2. Strategi Perlawanan
Selama masa penjajahan Jepang, ada banyak hal yang dilakukan oleh
kelompok yang berfgerak dibawah tanah , mulai dari membangun jejaring,
menyebarkan propaganda anti Jepang, melakukan sabotase, meledakkan jalur
kereta api, dan sebagainya (Pranoto, 2000). Ada pula kelompok-kelompok yang
melakukan perlawanan terbuka kepada Jepang. Berikut beberapa perlawanan yang
dilakukan di beberapa daerah Indonesia :
A. Perlawanan di Aceh
3. Pembentukan BPUPKI
Dalam perkembangannya, Jepang semakin terdesak dalam Perang Asia Timur
Raya. Di tengah tengah situasi semacam itu, pihak Jepang semakin memerlukan
dukungan dari bangsa Indonesia. Agar bangsa kita mau terus membantu, maka
Jepang memberikan janji kemerdekaan. Untuk merealisasikan janji itu,
pemerintahan Jepang di Jawa yang pada saat itu paling maju secara politik,
membentuk BPUPK (Badan Penyelidik Usaha-Usaha Persiapan Kemerdekaan).

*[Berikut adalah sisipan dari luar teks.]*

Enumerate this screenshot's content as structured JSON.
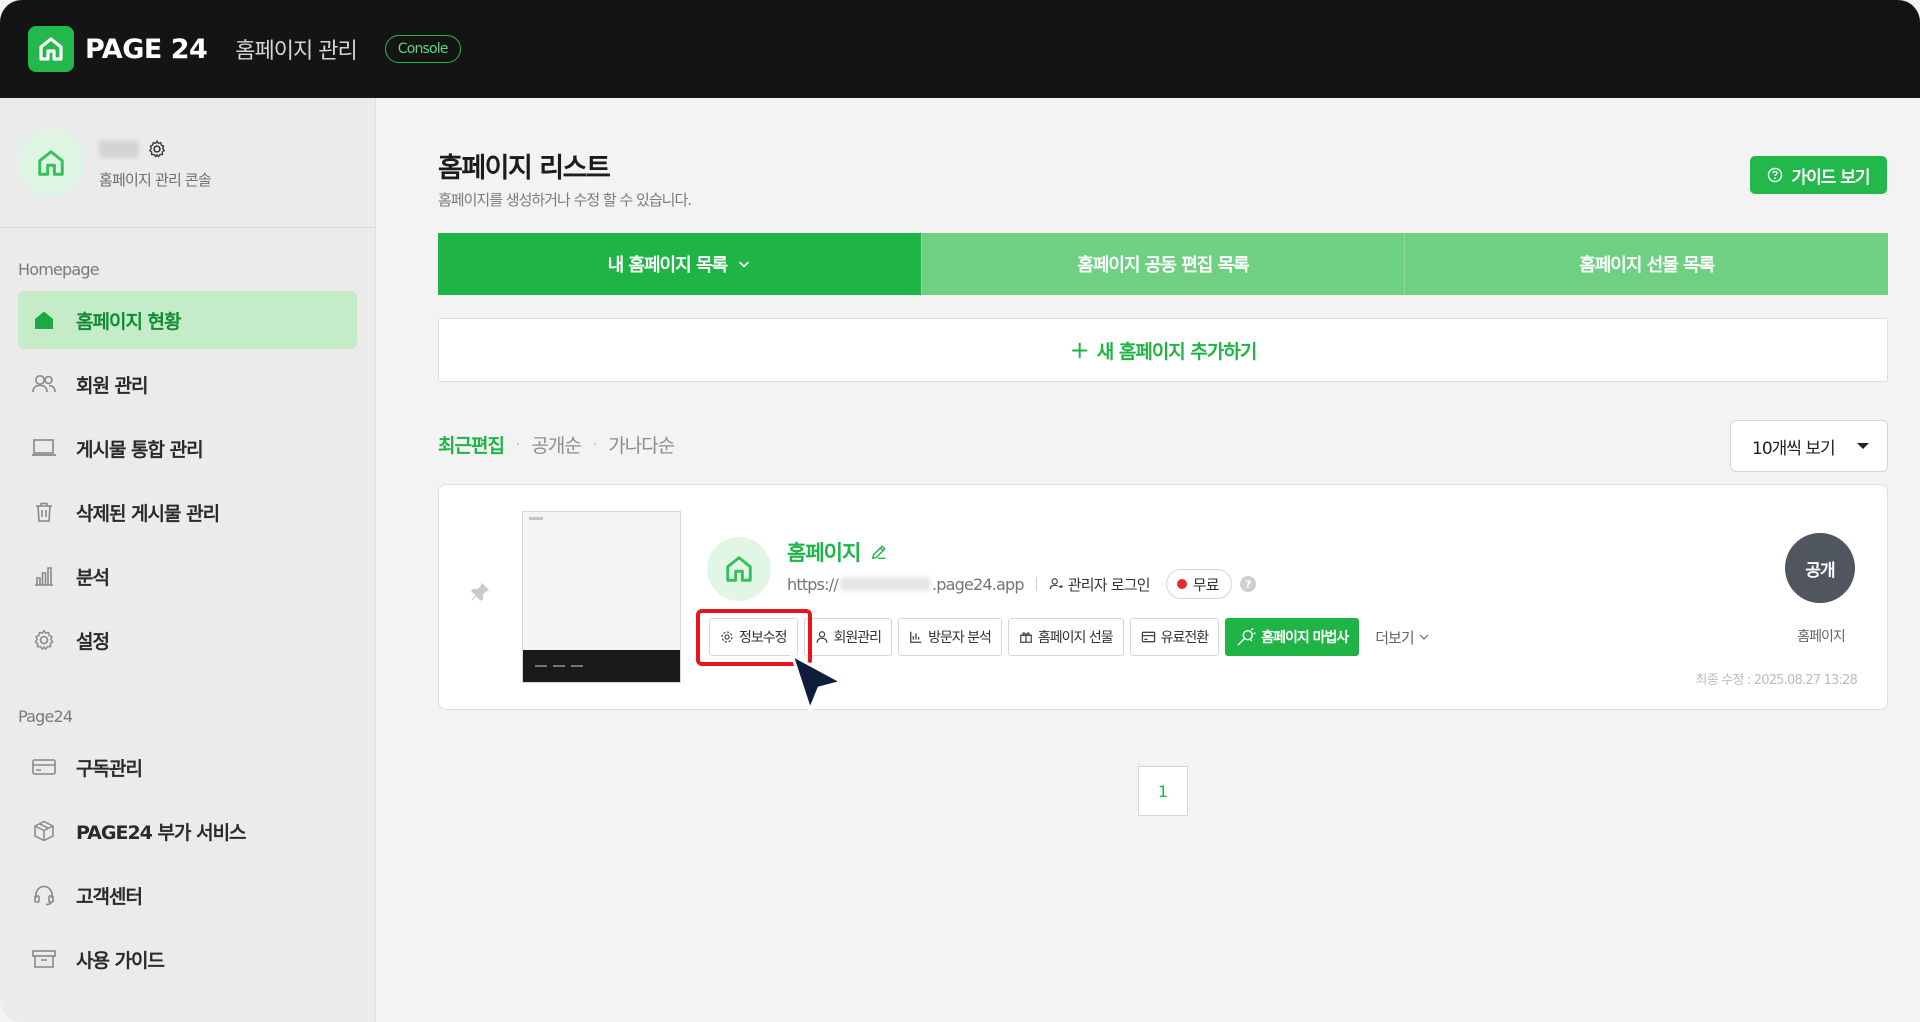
{
  "topbar": {
    "logo_text": "PAGE 24",
    "title": "홈페이지 관리",
    "badge": "Console",
    "accent_color": "#22b84c"
  },
  "profile": {
    "subtitle": "홈페이지 관리 콘솔"
  },
  "sidebar": {
    "section_homepage": "Homepage",
    "section_page24": "Page24",
    "homepage_items": [
      {
        "label": "홈페이지 현황",
        "icon": "home-icon",
        "active": true
      },
      {
        "label": "회원 관리",
        "icon": "users-icon"
      },
      {
        "label": "게시물 통합 관리",
        "icon": "laptop-icon"
      },
      {
        "label": "삭제된 게시물 관리",
        "icon": "trash-icon"
      },
      {
        "label": "분석",
        "icon": "bar-chart-icon"
      },
      {
        "label": "설정",
        "icon": "gear-icon"
      }
    ],
    "page24_items": [
      {
        "label": "구독관리",
        "icon": "credit-card-icon"
      },
      {
        "label": "PAGE24 부가 서비스",
        "icon": "box-icon"
      },
      {
        "label": "고객센터",
        "icon": "headset-icon"
      },
      {
        "label": "사용 가이드",
        "icon": "archive-icon"
      }
    ]
  },
  "main": {
    "title": "홈페이지 리스트",
    "subtitle": "홈페이지를 생성하거나 수정 할 수 있습니다.",
    "guide_button": "가이드 보기",
    "tabs": [
      {
        "label": "내 홈페이지 목록",
        "active": true
      },
      {
        "label": "홈페이지 공동 편집 목록"
      },
      {
        "label": "홈페이지 선물 목록"
      }
    ],
    "add_button": "새 홈페이지 추가하기",
    "sort_options": [
      "최근편집",
      "공개순",
      "가나다순"
    ],
    "per_page": "10개씩 보기",
    "pagination": [
      "1"
    ]
  },
  "site_card": {
    "name": "홈페이지",
    "url_prefix": "https://",
    "url_suffix": ".page24.app",
    "admin_login": "관리자 로그인",
    "plan": "무료",
    "help": "?",
    "actions": [
      {
        "label": "정보수정",
        "icon": "settings-icon"
      },
      {
        "label": "회원관리",
        "icon": "user-icon"
      },
      {
        "label": "방문자 분석",
        "icon": "chart-icon"
      },
      {
        "label": "홈페이지 선물",
        "icon": "gift-icon"
      },
      {
        "label": "유료전환",
        "icon": "card-icon"
      },
      {
        "label": "홈페이지 마법사",
        "icon": "magic-wand-icon",
        "primary": true
      }
    ],
    "more": "더보기",
    "status": "공개",
    "status_caption": "홈페이지",
    "last_edit": "최종 수정 : 2025.08.27 13:28"
  }
}
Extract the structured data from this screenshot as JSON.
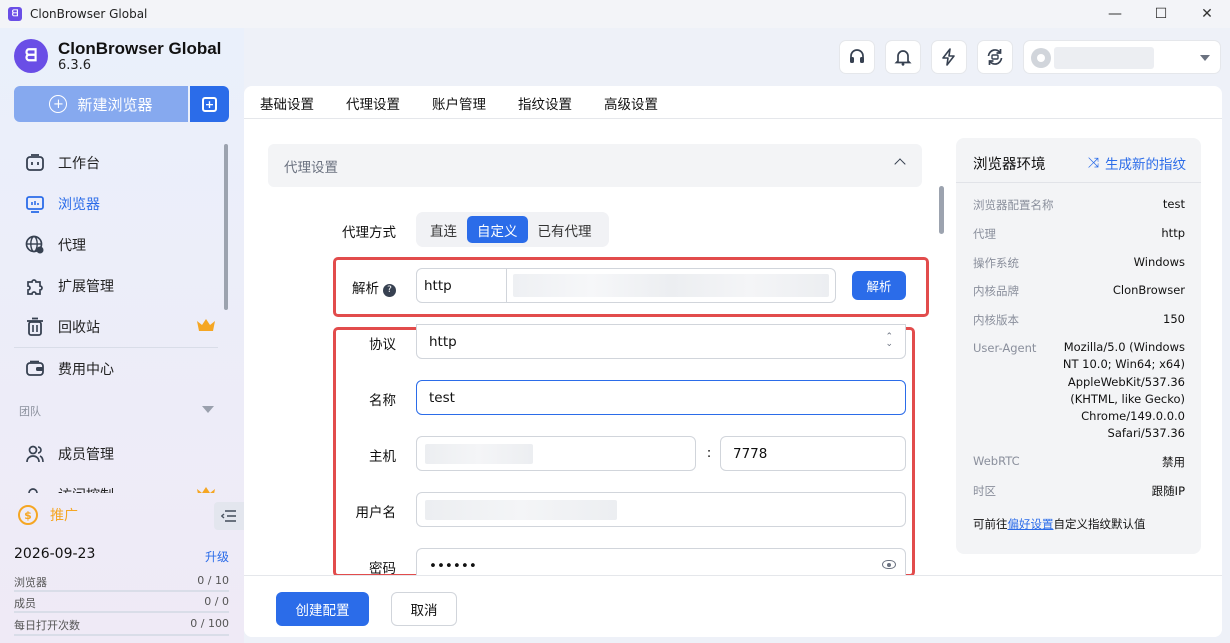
{
  "window": {
    "title": "ClonBrowser Global",
    "controls": [
      "—",
      "☐",
      "✕"
    ]
  },
  "brand": {
    "name": "ClonBrowser Global",
    "version": "6.3.6"
  },
  "sidebar": {
    "new_browser_label": "新建浏览器",
    "items": [
      {
        "label": "工作台",
        "icon": "workbench-icon"
      },
      {
        "label": "浏览器",
        "icon": "browser-icon",
        "active": true
      },
      {
        "label": "代理",
        "icon": "globe-icon"
      },
      {
        "label": "扩展管理",
        "icon": "puzzle-icon"
      },
      {
        "label": "回收站",
        "icon": "trash-icon",
        "crown": true
      },
      {
        "label": "费用中心",
        "icon": "wallet-icon"
      }
    ],
    "team_label": "团队",
    "team_items": [
      {
        "label": "成员管理",
        "icon": "members-icon"
      },
      {
        "label": "访问控制",
        "icon": "access-icon",
        "crown": true
      }
    ],
    "promo_label": "推广",
    "expiry_date": "2026-09-23",
    "upgrade_label": "升级",
    "stats": [
      {
        "label": "浏览器",
        "value": "0 / 10"
      },
      {
        "label": "成员",
        "value": "0 / 0"
      },
      {
        "label": "每日打开次数",
        "value": "0 / 100"
      }
    ]
  },
  "tabs": [
    "基础设置",
    "代理设置",
    "账户管理",
    "指纹设置",
    "高级设置"
  ],
  "proxy": {
    "section_title": "代理设置",
    "mode_label": "代理方式",
    "modes": [
      "直连",
      "自定义",
      "已有代理"
    ],
    "mode_selected": "自定义",
    "parse_label": "解析",
    "parse_protocol": "http",
    "parse_button": "解析",
    "protocol_label": "协议",
    "protocol_value": "http",
    "name_label": "名称",
    "name_value": "test",
    "host_label": "主机",
    "host_sep": ":",
    "port_value": "7778",
    "username_label": "用户名",
    "password_label": "密码",
    "password_value": "••••••"
  },
  "footer": {
    "create_label": "创建配置",
    "cancel_label": "取消"
  },
  "env": {
    "title": "浏览器环境",
    "generate_label": "生成新的指纹",
    "rows": [
      {
        "k": "浏览器配置名称",
        "v": "test"
      },
      {
        "k": "代理",
        "v": "http"
      },
      {
        "k": "操作系统",
        "v": "Windows"
      },
      {
        "k": "内核品牌",
        "v": "ClonBrowser"
      },
      {
        "k": "内核版本",
        "v": "150"
      }
    ],
    "ua_label": "User-Agent",
    "ua_value": "Mozilla/5.0 (Windows NT 10.0; Win64; x64) AppleWebKit/537.36 (KHTML, like Gecko) Chrome/149.0.0.0 Safari/537.36",
    "rows2": [
      {
        "k": "WebRTC",
        "v": "禁用"
      },
      {
        "k": "时区",
        "v": "跟随IP"
      }
    ],
    "note_prefix": "可前往",
    "note_link": "偏好设置",
    "note_suffix": "自定义指纹默认值"
  },
  "colors": {
    "accent": "#2b6ce9",
    "highlight": "#e24c4c",
    "crown": "#f5a623",
    "brand": "#6a4ee6"
  }
}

Meskipun berkedudukan di Jawa, anggota BPUPK terdiri atas berbagai golongan
dan berasal dari berbagai daerah. Di antara mereka ada yang berasal dari golongan
nasionalis, golongan agama, peranakan Arab, peranakan Tionghoa, Indo,
aristokrat, jurnalis, dan sebagainya. Selain itu, ada dua orang tokoh perempuan
yang menjadi anggota BPUPK yaitu Siti Sukaptinah yang merupakah tokoh
Fujinkai dan Maria Ullfah yang merupakan tokoh pergerakan perempuan sejak
masa kolonial. Selain itu, ada juga enam orang dari bangsa Jepang yang bertindak
sebagai anggota pasif dari BPUPK. Keberadaan BPUPK ini sangat besar artinya
bagi perkembangan sejarah Indonesia nantinya. Peran utama BPUPK adalah
merumuskan dasar negara dan konstitusi Indonesia. Sidang pertama BPUPK pada
29 Mei – 1 Juni 1945 membahas mengenai dasar negara. Dalam sidang tersebut,
ada empat orang tokoh yang menyampaikan usulan tentang dasar negara, yaitu
Muh. Yamin, Ki Bagus Hadikusumo, Supomo, dan Sukarno. Pada hari terakhir
dari sidang itulah Sukarno menyampaikan gagasannya tentang dasar negara yang
ia namakan Pancasila. Oleh karenanya, setiap tanggal 1 Juni kita memperingati
hari lahirnya Pancasila.
Maria Ullfah merupakan salah satu tokoh perempuan yang tergabung dalam
BPUPK. Ia adalah perempuan Indonesia pertama yang berhasil meraih gelar
sarjana hukum dari Universitas Leiden. Semasa penjajahan Jepang, ia diajak oleh
Supomo bekerja di Departemen Kehakiman. Saat pembentukan BPUPK, ia diajak
bergabung karena keahliannya di bidang hukum. Salah satu kontribusi penting
dari Maria Ullfah adalah usulannya mengenai persamaan hak antara perempuan
dan laki-laki dalam negara Indonesia yang merdeka (Rasid, 1985). Atas
kegigihannya dalam memperjuangkan usulannya, maka dalam pasal 27 UUD
1945 disebutkan mengenai persamaan kedudukan warga negara dalam hukum dan
pemerintahan. Tokoh perempuan lain yang menjadi anggota BPUPK adalah Siti
Sukaptinah. Ia adalah tokoh yang dikenal gigih memperjuangkan hak-hak
perempuan Indonesia sejak masa kolonial. Ia ikut menyuarakan pentingnya
Indonesia berparlemen dan agar perempuan dapat berpolitik serta duduk di
parlemen. Jika dalam BPUPK Maria Ullfah tergabung di Panitia Pertama yang
membahas UUD, Siti Sukaptinah duduk di Panitia Ketiga yang membahas tentang
pembelaan tanah air. Setelah menyelesaikan tugasnya, BPUPK kemudian
dibubarkan pada 7 Agustus 1945, hanya beberapa saat sebelum Jepang menyerah.
Untuk melanjutkan tugasnya, maka dibentuklah Panitia Persiapan Kemerdekaan
Indonesia (PPKI). Sukarno dilantik secara resmi pada 12 Agustus 1945 sebagai
ketua PPKI saat Jepang sudah di ambang kekalahannya pasca pengeboman
Nagasaki dan Hiroshima oleh Amerika.